Le mystérieux Italien de la gare (La Seyne-sur-Mer, 29 mai 1895)

Ce matin du 29 mai 1895, à 6 h 59, un train venu de Nice entra en gare de La Seyne. Parmi les voyageurs se trouvait un homme dont l’attitude attira vite l’attention. Avant même que le train ne s’immobilisât, il sauta hors de son compartiment de troisième classe.
Sans attendre, il franchit les barrières qui bordaient la voie ferrée et s’enfuit à travers les abords de la gare. Quelques instants plus tard, il se glissa dans une propriété voisine et se cacha derrière des tas de bois.
La fuite fut de courte durée. Les gendarmes l’aperçurent et l’appréhendèrent aussitôt. L’individu ne tenta aucune résistance. Il se laissa conduire tranquillement jusqu’à la caserne de gendarmerie de La Seyne où on l’enferma provisoirement dans la salle de police, le temps de décider de son sort.
La pièce était étroite et austère. L’homme y resta quelques heures seulement, mais cela lui sembla sans doute interminable. Vers 11 h 30, la patience lui manqua. Il remarqua alors une ouverture qui donnait sur l’endroit où l’on entreposait les bûchers. Cette ouverture se trouvait à environ deux mètres du sol. Il s’en approcha, s’y hissa péniblement et tenta de passer.
Mais l’opération tourna mal. Arrivé à hauteur de l’ouverture, il perdit l’équilibre.
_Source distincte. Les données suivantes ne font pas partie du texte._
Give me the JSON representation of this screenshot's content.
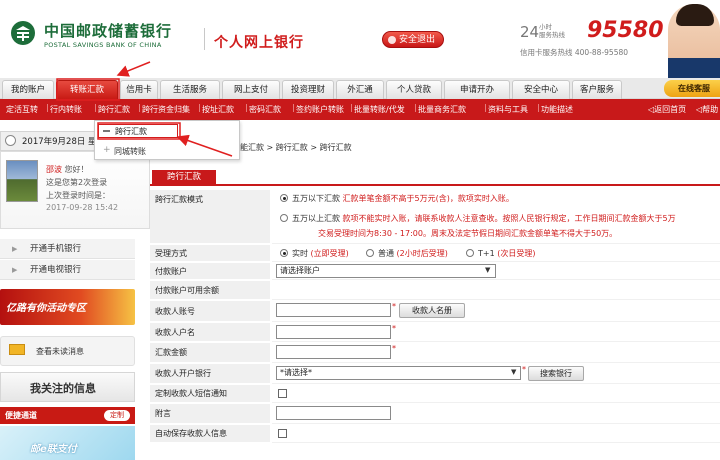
{
  "header": {
    "bank_name_cn": "中国邮政储蓄银行",
    "bank_name_en": "POSTAL SAVINGS BANK OF CHINA",
    "product": "个人网上银行",
    "logout_label": "安全退出",
    "hotline_prefix_num": "24",
    "hotline_prefix_small": "小时\n服务热线",
    "hotline_number": "95580",
    "credit_line": "信用卡服务热线 400-88-95580",
    "online_service": "在线客服"
  },
  "nav": {
    "tabs": [
      "我的账户",
      "转账汇款",
      "信用卡",
      "生活服务",
      "网上支付",
      "投资理财",
      "外汇通",
      "个人贷款",
      "申请开办",
      "安全中心",
      "客户服务"
    ],
    "active_index": 1,
    "sub_items": [
      "定活互转",
      "行内转账",
      "跨行汇款",
      "跨行资金归集",
      "按址汇款",
      "密码汇款",
      "签约账户转账",
      "批量转账/代发",
      "批量商务汇款",
      "资料与工具",
      "功能描述"
    ],
    "right_links": [
      "返回首页",
      "帮助"
    ]
  },
  "datebar": {
    "date": "2017年9月28日 星"
  },
  "user": {
    "name": "邵波",
    "greeting": "您好！",
    "login_count": "这是您第2次登录",
    "last_login_label": "上次登录时间是：",
    "last_login_time": "2017-09-28 15:42"
  },
  "left_links": [
    "开通手机银行",
    "开通电视银行"
  ],
  "promo": {
    "text": "亿路有你活动专区"
  },
  "messages": {
    "label": "查看未读消息"
  },
  "follow": {
    "label": "我关注的信息"
  },
  "quick": {
    "label": "便捷通道",
    "customize": "定制"
  },
  "ad": {
    "text": "邮e联支付"
  },
  "dropdown": {
    "items": [
      "跨行汇款",
      "同城转账"
    ]
  },
  "breadcrumb": "能汇款 > 跨行汇款 > 跨行汇款",
  "form": {
    "title": "跨行汇款",
    "rows": {
      "mode_label": "跨行汇款模式",
      "mode_opt1_a": "五万以下汇款",
      "mode_opt1_b": "汇款单笔金额不高于5万元(含)，款项实时入账。",
      "mode_opt2_a": "五万以上汇款",
      "mode_opt2_b": "款项不能实时入账，请联系收款人注意查收。按照人民银行规定，工作日期间汇款金额大于5万",
      "mode_opt2_c": "交易受理时间为8:30 - 17:00。周末及法定节假日期间汇款金额单笔不得大于50万。",
      "accept_label": "受理方式",
      "accept_opt1": "实时",
      "accept_opt1_note": "(立即受理)",
      "accept_opt2": "普通",
      "accept_opt2_note": "(2小时后受理)",
      "accept_opt3": "T+1",
      "accept_opt3_note": "(次日受理)",
      "pay_account_label": "付款账户",
      "pay_account_value": "请选择账户",
      "available_label": "付款账户可用余额",
      "payee_account_label": "收款人账号",
      "payee_list_button": "收款人名册",
      "payee_name_label": "收款人户名",
      "amount_label": "汇款金额",
      "payee_bank_label": "收款人开户银行",
      "payee_bank_value": "*请选择*",
      "search_bank_button": "搜索银行",
      "sms_label": "定制收款人短信通知",
      "memo_label": "附言",
      "autosave_label": "自动保存收款人信息"
    }
  },
  "colors": {
    "brand_red": "#c8191a",
    "brand_green": "#1d6d3a",
    "annotation_red": "#e02020"
  }
}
Il dut s’agripper un instant, puis dégringola brutalement dans la cave située en contrebas. La chute fut violente. Il se blessa profondément à la tête et une hémorragie abondante se déclara au-dessus de la tempe droite. À côté de lui se trouvait un petit plat en terre qu’il avait probablement heurté du front en tombant, l’écrasant au passage.
Le fracas alerta aussitôt les personnes présentes. On accourut vers la cave et l’on trouva l’homme étendu, blessé. Les gendarmes tentèrent de l’interroger afin de comprendre ce qui s’était passé. Mais ils n’obtinrent aucune réponse claire. De sa bouche ne sortaient que des paroles incohérentes, des mots sans suite. Impossible de tirer de lui la moindre explication.
Les seuls renseignements vinrent des papiers trouvés dans ses vêtements. Ils révélèrent l’identité de cet étrange personnage : il s’agissait d’un Italien nommé Benso-Gio-Balla, âgé de quarante ans.
On manda aussitôt le docteur Loro, appelé en toute hâte. Le médecin examina le blessé avec attention. Malgré l’importance de la plaie et l’hémorragie qui avait suivi la chute, il jugea que les blessures n’étaient pas très graves. Toutefois, par prudence, il ordonna son transport immédiat à l’hospice. Deux gendarmes furent chargés de l’y conduire. Ils prirent la route de Toulon dans une voiture réquisitionnée pour la circonstance. Le blessé arriva à destination vers 4 heures de l’après-midi.
L’affaire n’en resta pas moins étrange. Lorsqu’on fouilla l’homme, on trouva sur lui une somme de 200 francs, composée d’or et de billets italiens. Interrogé sur la provenance de cet argent, il refusa catégoriquement de répondre. Pour mettre fin aux questions, il se déclara fou.
Ce comportement intrigua les autorités. Car, observait-on alors, les véritables aliénés s’efforçaient bien souvent de nier leur folie. Pourquoi cet homme la revendiquait-il avec tant d’insistance ? Était-il réellement dérangé, ou cherchait-il simplement à détourner les soupçons ? Si ses divagations n’étaient qu’un jeu, il était permis de penser que l’on se trouvait en présence d’un individu qui redoutait les investigations de la justice. Une enquête fut ouverte même si nous n’en connaissons pas l’issue.
  • Source : La République du Var, 30 mai 1895, p. 2.